Moleküler gastronominin en meşhur üretimlerinden biri: Pişirilmiş, sonra da pişirilme süreci geri alınmış (!) bir yumurta. Böyle tek bir yumurtadan 24 litre mayonez elde edilebiliyor.
Dolayısıyla "moleküler gastronomi" ismi verilen bu alan, mayonezin neden katılaştığını veya suflenin neden kabardığını araştırıyor.

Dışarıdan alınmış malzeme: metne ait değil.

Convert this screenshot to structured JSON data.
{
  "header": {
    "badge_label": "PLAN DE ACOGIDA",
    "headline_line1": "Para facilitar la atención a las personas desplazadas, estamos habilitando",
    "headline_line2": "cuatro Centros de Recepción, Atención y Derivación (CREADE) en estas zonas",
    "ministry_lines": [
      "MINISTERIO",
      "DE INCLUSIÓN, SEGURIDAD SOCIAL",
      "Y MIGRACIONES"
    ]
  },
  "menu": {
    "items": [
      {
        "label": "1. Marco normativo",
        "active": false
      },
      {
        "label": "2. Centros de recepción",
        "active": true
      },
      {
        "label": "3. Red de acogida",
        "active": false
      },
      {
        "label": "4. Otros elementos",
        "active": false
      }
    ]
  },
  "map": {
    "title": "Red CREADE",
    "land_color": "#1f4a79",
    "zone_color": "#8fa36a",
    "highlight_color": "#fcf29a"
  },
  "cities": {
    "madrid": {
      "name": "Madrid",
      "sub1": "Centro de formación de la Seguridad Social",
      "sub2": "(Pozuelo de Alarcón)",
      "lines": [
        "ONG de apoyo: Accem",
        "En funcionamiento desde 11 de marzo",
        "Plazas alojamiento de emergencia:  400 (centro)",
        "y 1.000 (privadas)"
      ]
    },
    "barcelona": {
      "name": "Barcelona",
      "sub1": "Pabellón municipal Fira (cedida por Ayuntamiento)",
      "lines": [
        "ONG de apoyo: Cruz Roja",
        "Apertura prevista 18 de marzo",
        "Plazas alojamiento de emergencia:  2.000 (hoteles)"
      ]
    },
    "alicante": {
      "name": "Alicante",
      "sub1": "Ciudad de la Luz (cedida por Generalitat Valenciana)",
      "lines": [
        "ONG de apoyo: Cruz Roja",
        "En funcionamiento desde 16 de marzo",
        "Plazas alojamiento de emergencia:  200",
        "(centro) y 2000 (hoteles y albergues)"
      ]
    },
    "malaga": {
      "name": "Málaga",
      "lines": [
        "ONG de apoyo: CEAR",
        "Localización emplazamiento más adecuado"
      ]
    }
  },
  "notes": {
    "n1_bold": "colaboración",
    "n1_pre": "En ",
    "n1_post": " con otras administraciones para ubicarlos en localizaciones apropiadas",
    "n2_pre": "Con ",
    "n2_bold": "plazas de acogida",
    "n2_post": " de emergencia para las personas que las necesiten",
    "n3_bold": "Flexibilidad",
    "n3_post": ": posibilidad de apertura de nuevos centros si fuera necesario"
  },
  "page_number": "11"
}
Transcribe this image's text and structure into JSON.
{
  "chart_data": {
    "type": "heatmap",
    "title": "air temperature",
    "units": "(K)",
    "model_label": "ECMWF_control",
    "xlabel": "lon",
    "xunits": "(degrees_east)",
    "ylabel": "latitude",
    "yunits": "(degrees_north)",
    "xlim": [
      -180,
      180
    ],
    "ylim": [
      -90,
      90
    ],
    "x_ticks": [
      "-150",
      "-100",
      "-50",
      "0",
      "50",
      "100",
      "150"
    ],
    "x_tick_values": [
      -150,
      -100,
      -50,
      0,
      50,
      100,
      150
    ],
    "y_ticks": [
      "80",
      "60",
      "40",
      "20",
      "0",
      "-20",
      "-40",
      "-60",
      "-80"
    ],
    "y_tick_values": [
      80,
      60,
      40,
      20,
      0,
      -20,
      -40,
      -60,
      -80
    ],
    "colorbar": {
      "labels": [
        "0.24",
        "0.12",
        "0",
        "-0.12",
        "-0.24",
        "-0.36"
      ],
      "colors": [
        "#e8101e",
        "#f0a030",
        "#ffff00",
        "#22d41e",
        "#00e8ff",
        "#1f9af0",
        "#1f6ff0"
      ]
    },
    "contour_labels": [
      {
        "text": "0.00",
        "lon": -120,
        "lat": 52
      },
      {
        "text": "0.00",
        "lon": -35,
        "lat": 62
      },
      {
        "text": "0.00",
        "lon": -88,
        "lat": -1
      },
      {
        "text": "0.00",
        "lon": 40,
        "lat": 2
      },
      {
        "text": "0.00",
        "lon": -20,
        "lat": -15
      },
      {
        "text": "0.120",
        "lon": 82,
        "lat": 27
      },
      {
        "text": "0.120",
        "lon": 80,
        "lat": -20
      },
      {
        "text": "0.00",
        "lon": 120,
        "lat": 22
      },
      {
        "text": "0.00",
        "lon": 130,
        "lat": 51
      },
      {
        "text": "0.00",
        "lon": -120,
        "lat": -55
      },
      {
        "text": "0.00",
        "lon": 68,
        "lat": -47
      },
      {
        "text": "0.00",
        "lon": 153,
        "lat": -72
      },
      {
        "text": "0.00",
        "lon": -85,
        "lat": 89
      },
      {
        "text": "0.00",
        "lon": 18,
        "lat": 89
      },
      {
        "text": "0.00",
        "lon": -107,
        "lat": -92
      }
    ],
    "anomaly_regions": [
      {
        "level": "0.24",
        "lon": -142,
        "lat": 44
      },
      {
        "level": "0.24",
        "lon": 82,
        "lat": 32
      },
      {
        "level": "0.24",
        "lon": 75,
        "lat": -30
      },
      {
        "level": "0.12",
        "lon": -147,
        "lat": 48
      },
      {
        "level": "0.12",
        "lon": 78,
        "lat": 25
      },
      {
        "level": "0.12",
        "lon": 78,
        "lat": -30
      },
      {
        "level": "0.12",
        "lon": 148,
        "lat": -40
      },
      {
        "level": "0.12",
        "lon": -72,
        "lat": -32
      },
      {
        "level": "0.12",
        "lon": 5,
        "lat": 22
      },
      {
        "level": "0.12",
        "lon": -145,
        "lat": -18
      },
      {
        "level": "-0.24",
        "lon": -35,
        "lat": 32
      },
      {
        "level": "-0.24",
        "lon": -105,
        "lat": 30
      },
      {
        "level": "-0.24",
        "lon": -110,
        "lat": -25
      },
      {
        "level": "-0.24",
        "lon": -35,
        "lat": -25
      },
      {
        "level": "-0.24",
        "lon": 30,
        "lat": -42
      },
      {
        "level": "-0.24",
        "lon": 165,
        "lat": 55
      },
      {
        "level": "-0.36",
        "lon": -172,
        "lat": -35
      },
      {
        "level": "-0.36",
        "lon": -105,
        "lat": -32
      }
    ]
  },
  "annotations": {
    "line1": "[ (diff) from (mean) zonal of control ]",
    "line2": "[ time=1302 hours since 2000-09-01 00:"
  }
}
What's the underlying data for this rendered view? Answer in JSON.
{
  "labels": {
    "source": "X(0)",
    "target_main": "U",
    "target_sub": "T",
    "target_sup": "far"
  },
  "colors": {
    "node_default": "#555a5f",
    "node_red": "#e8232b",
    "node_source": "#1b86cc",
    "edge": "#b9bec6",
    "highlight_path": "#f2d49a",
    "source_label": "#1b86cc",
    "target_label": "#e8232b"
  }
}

Alanın hatırı sayılır aktörlerinden ve moleküler gastronominin en önemsenen icra mekanlarından elBulli'nin şefi Ferran Adria, böyle bir araştırma ve geliştirme alanının neden anlamlı ve hatta gecikmiş olduğunu şöyle açıklıyor: "İnsanoğlu olarak yeryüzünü ve galaksiyi, insan bedenini ve hücreleri, dolayısıyla çevremizde olan tüm biyo-kimyasal olayları merak ediyoruz. Ama kimse yediği yiyeceğin içinde ne olup bittiğini sorgulamıyor!"
Peki, gerçekten de sorgulamıyor mu? This, bu konuda farklı bir görüş öne sürüyor. "Yemek bilimi"nin tahmin edilenden çok daha eski bir merak ve araştırma konusu olduğunu belirten kimyager, henüz Milattan önce 2. yüzyılda fermantasyona uğramış etin neden taze etten daha hafif olduğunun araştırıldığını belirtiyor. Ancak insanoğlunun "yemek ile imtihanı" elbette belli bir noktada ivme kazanıyor. 18. yüzyılda et stoklama ve yemek hazırlama üzerine çalışan Antoine-Laurent de Lavoisier, pişirilen yiyeceklerin kalite-miktar bağıntısını çözümlemeye girişiyor. 19. yüzyılda Justus von Liebig, yine 19. yüzyılın sonlarından Benjamin Thompson yemek hazırlamaya ilişkin dönüşümleri araştırıyor ve onların geliştirilmesi için çok sayıda öneri geliştiriyorlar. Ve böylece, örneğin, kahvenin daha iyi pişirilebilmesi için özel bir demlik geliştiriliyor.